A census of schoolchildren showed in 1878 that numbers had risen to 432 at Head’s School. By then GH Head had died and his successor, Miles MacInnes continued the school.

Annual treats were still held at Rickerby and 400 children and teachers were entertained in 1885.

The date of closure is vague. The Journal reported in 1893 that “the Ragged Schools had closed by 1891”.

Other uses were found for the building – the Church Army held nightly services and temperance lectures there.

The Sunday School still flourished in 1893 and a distribution of clothing was organised at the school in 1895 by the Carlisle Children’s Aid Society.

With the death of Miles MacInnes a decision on the future was made in 1910. The Journal reported: “The parish of Holy Trinity has benefited materially during the year by the gift of the old Ragged School by the MacInnes family as a memorial to the late GH Head.”

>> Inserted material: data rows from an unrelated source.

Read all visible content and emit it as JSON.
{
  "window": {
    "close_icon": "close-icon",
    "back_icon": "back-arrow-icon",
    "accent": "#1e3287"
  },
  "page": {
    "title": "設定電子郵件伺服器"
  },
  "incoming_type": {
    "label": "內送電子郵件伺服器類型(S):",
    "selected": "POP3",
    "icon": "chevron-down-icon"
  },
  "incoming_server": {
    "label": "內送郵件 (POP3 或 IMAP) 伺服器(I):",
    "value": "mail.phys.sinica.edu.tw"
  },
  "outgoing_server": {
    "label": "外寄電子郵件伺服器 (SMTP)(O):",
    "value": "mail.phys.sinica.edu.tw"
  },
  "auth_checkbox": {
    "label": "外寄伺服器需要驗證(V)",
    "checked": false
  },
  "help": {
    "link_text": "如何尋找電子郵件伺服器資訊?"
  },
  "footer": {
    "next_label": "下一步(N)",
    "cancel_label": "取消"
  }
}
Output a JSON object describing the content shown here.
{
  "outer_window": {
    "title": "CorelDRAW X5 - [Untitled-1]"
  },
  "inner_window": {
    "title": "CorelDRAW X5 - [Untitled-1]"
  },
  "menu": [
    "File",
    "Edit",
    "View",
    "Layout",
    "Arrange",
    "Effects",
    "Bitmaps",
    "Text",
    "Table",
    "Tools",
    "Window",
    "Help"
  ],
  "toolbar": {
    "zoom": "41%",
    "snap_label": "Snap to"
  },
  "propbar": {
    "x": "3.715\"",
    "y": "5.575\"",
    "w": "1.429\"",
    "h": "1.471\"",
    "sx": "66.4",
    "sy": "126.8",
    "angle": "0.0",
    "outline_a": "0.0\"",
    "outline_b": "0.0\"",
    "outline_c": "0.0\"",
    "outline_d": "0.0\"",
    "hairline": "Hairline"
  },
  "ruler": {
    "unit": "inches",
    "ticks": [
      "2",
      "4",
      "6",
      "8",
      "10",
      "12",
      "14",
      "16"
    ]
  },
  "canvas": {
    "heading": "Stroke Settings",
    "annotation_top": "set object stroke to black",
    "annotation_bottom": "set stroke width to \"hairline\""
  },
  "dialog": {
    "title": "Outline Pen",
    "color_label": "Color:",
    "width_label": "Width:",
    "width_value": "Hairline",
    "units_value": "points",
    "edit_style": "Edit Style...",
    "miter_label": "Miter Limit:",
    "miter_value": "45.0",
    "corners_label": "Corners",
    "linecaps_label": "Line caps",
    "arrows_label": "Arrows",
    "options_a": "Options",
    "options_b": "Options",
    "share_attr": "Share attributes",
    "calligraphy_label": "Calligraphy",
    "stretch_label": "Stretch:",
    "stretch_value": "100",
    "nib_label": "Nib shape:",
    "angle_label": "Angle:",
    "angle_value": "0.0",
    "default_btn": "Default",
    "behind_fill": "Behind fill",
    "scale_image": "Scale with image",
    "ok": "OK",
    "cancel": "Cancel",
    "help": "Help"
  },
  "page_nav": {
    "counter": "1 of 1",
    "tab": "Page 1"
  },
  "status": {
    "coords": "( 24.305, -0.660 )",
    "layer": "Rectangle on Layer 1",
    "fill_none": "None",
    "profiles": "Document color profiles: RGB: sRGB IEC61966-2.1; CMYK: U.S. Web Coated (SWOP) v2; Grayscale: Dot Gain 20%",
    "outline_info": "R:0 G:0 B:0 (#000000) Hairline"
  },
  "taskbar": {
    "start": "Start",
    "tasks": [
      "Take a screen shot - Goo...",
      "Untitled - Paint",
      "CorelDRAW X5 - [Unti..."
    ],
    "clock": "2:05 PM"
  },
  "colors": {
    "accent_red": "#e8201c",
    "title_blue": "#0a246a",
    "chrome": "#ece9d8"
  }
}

Adaptations were made “for parochial purposes and a social gathering held there in November to celebrate the gift”.

But in December 1927 Head’s School was offered for sale by the Charity Commissioners with ‘vacant possession’.

No bids were forthcoming and while it may have remained empty for a short period, Mr Couch later stated in the newspaper: “In recent years this building was used as a recreation room by Messrs Carr’s workers.”

In the Carlisle Official Guide in 1972, the compiler stated: “The Border Dairy Company was founded in 1896... their present site in Shaddongate was acquired in 1934 at which time around 350 gallons of milk were being handled daily.”

Plans submitted for the new creamery in 1935 showed the inclusion of the school building, their address in 1952 being given as ‘Head’s School’.

While the school was then intact, managing director, James McQuillan revealed in The Cumberland News in November 1966, a £100,000 extension scheme for the Border Dairy site, but the school had already gone.